Aus der Fläche leuchtete die Heidenelke (Dianthus deltoides) heraus, der Heilziest (Betonica officinalis) blühte gerade und das mittlerweile seltene Zittergras (Briza media) bildete stellenweise große Bestände. Dazwischen waren einige Blütenrispen der Grünlichen Waldhyazinthe (Platanthera chlorantha) zu sehen. In staunassen Bereichen fanden sich viele Binsen- und Seggenarten zusammen mit Brennendem Hahnenfuß (Ranunculus flammula) und Hain-Vergissmeinnicht (Myosotis nemorosa).

Abbildung: Heidenelke (Dianthus deltoides)
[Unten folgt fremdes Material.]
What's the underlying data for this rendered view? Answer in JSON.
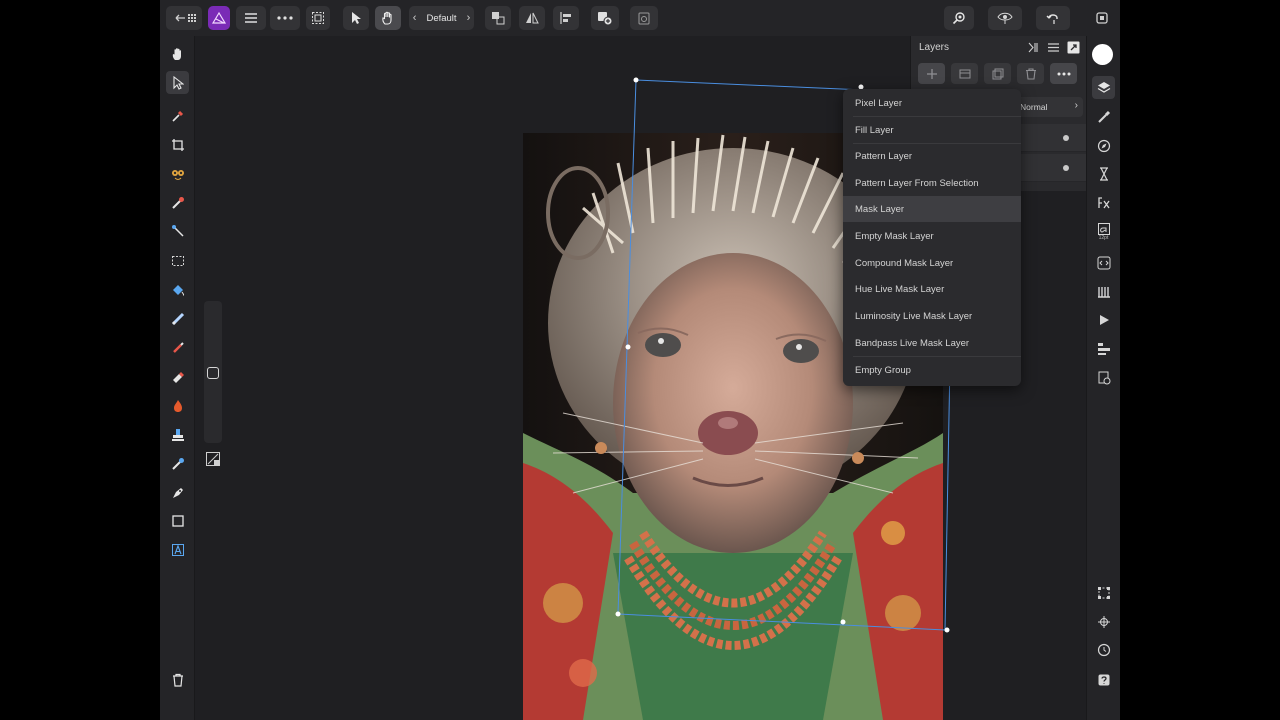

Alexander Streb und Bastian Grimm erläuterten den geologischen Aufbau der obersten 2 Meter der Fläche. Sie hatten bei einer Rammkernsondierung festgestellt, dass die Grasnarbe hier 10 bis 12 cm dick ist, darunter folgt ein weiterer 10 cm dicker, stark humoser Horizont. Weitere 30 cm sind lehmig, schluffig in unterschiedlichen Anteilen und werden als Braunerde eingestuft. Hier finden sich Sanidin und Magnetit des Laacher See-Bimstuffs von dem Ausbruch des Laacher Sees vor rund 13000 Jahren. In etwa 50 cm Tiefe waren sie auf eine Schieferzersatzschicht gestoßen, die in unterschiedlicher Ausprägung bis in die erschlossene Tiefe von 2 Metern reicht. Diese weist Merkmale auf, die darauf hindeuten, dass der Schiefer bereits im Tertiär bei tropischem Klima verwitterte. Die oberes Schicht des zersetzten Schiefers weist auch Frosteinflüsse auf (Pelosol-Pseudgley-Frostboden). Durch fehlende Wurzelreste von Bäumen und fehlende „merkwürdige Inhaltsstoffe“ schließen die beiden Geologen darauf, dass sich diese Wiese möglicherweise aus einem nacheiszeitlichen natürlichen Weiderasen entwickelt hat und nie bewaldet war. Und auch hier wies Dechent auf weitere Gräser hin, wie das Borstgras (Nardus stricta), Vielblütige Hainsimse (Luzula multiflora), Bleiche Segge (Carex pallescens), Dreizahn (Danthonia decumbens), Echter Wiesenhafer (Helictotrichon pratense) Rasen-Schmiele (Deschampsia cespitosa) und viele mehr.